A pony is generally consider to have a limited amount of gas, i.e. a 3 litre cylinder. When used as a pony, it is the redundant gas source, there to ensure you can get back to the surface complete and complete all the compulsory decompression time you have accrued.
3l x220 = 660 litres of gas.
@ 20m - 3x15l/min = 45l/min ---- 660/50 = 13 minutes
@ 30m - 4x15l/min = 60l/min ----660/60 = 11 minutes.
Thats whilst you are relaxed, when it all goes wrong the breathing rate elevates so you should half those times as a minimum. Granted, you will be going up, so you should get more time.

Just a note on elevated breathing rates.
The RN did 'tests' on clearance divers, They compromised the equipment without warning and then measured the elevated breathing rates. Initially, divers where breathing something like 5 to 6 times their normal rate. This did drop in stages.

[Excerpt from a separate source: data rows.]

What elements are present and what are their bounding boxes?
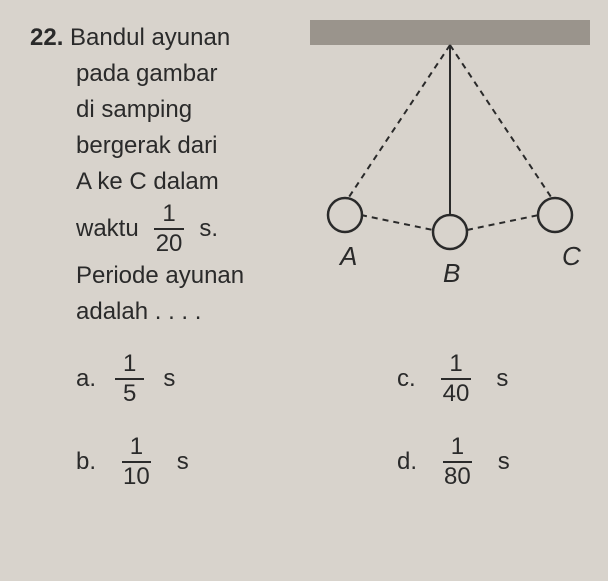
option-c-letter: c. xyxy=(397,365,416,393)
question-number: 22. xyxy=(30,24,63,51)
string-left xyxy=(345,45,450,203)
waktu-unit: s. xyxy=(199,215,218,243)
waktu-fraction: 1 20 xyxy=(148,200,191,258)
option-c-fraction: 1 40 xyxy=(435,350,478,408)
option-a-den: 5 xyxy=(115,380,144,408)
waktu-den: 20 xyxy=(148,230,191,258)
waktu-label: waktu xyxy=(76,215,139,243)
option-d-letter: d. xyxy=(397,448,417,476)
option-c-unit: s xyxy=(496,365,508,393)
question-line-after: Periode ayunan xyxy=(30,258,290,294)
option-d-den: 80 xyxy=(436,463,479,491)
option-a-unit: s xyxy=(163,365,175,393)
arc-right xyxy=(467,215,539,230)
string-right xyxy=(450,45,555,203)
bob-c xyxy=(538,198,572,232)
waktu-line: waktu 1 20 s. xyxy=(30,200,290,258)
question-line-4: A ke C dalam xyxy=(30,164,290,200)
option-a: a. 1 5 s xyxy=(76,350,257,408)
question-line-last: adalah . . . . xyxy=(30,294,290,330)
option-d-fraction: 1 80 xyxy=(436,433,479,491)
option-b-unit: s xyxy=(177,448,189,476)
question-line-1: pada gambar xyxy=(30,56,290,92)
option-c-num: 1 xyxy=(441,350,470,380)
arc-left xyxy=(361,215,433,230)
option-a-letter: a. xyxy=(76,365,96,393)
question-first-line: 22. Bandul ayunan xyxy=(30,20,290,56)
question-line-3: bergerak dari xyxy=(30,128,290,164)
option-b-den: 10 xyxy=(115,463,158,491)
option-c: c. 1 40 s xyxy=(397,350,578,408)
label-a: A xyxy=(338,241,357,271)
waktu-num: 1 xyxy=(154,200,183,230)
option-b-letter: b. xyxy=(76,448,96,476)
question-line-0: Bandul ayunan xyxy=(70,24,230,51)
option-a-num: 1 xyxy=(115,350,144,380)
question-line-2: di samping xyxy=(30,92,290,128)
label-c: C xyxy=(562,241,581,271)
bob-a xyxy=(328,198,362,232)
option-a-fraction: 1 5 xyxy=(115,350,144,408)
option-d: d. 1 80 s xyxy=(397,433,578,491)
option-d-num: 1 xyxy=(443,433,472,463)
ceiling-bar xyxy=(310,20,590,45)
options-grid: a. 1 5 s c. 1 40 s b. 1 10 s d. 1 80 s xyxy=(30,350,578,491)
option-b-num: 1 xyxy=(122,433,151,463)
bob-b xyxy=(433,215,467,249)
option-b: b. 1 10 s xyxy=(76,433,257,491)
label-b: B xyxy=(443,258,460,288)
option-b-fraction: 1 10 xyxy=(115,433,158,491)
pendulum-diagram: A B C xyxy=(310,20,590,300)
option-c-den: 40 xyxy=(435,380,478,408)
option-d-unit: s xyxy=(498,448,510,476)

The biggest drop was when the diver reached their first perceived point of safety, for some this was the first stop, for others it was the second, or the first gas switch.

From what you are saying, you are diving independent twins. Which is a different technique!
I personally don't like independent twins, I used to dive that way until they got me into serious trouble. After that i went to an isolated manifold, which is what I should have done at the start.
 
Why did you add an octopus to your set up?
I began diving with Merry when she was a new diver. After changing all of the gear she was sold as a new student we have dived together since 2006. She now dives solo 99% of the time.
 
From what you are saying, you are diving independent twins. Which is a different technique!
I personally don't like independent twins, I used to dive that way until they got me into serious trouble. After that i went to an isolated manifold, which is what I should have done at the start.

I wouldn't know the difference between independent twins and two tanks with an isolation valve but I'll take your word for it that my technique with a pony bottle is similar or the same as the former.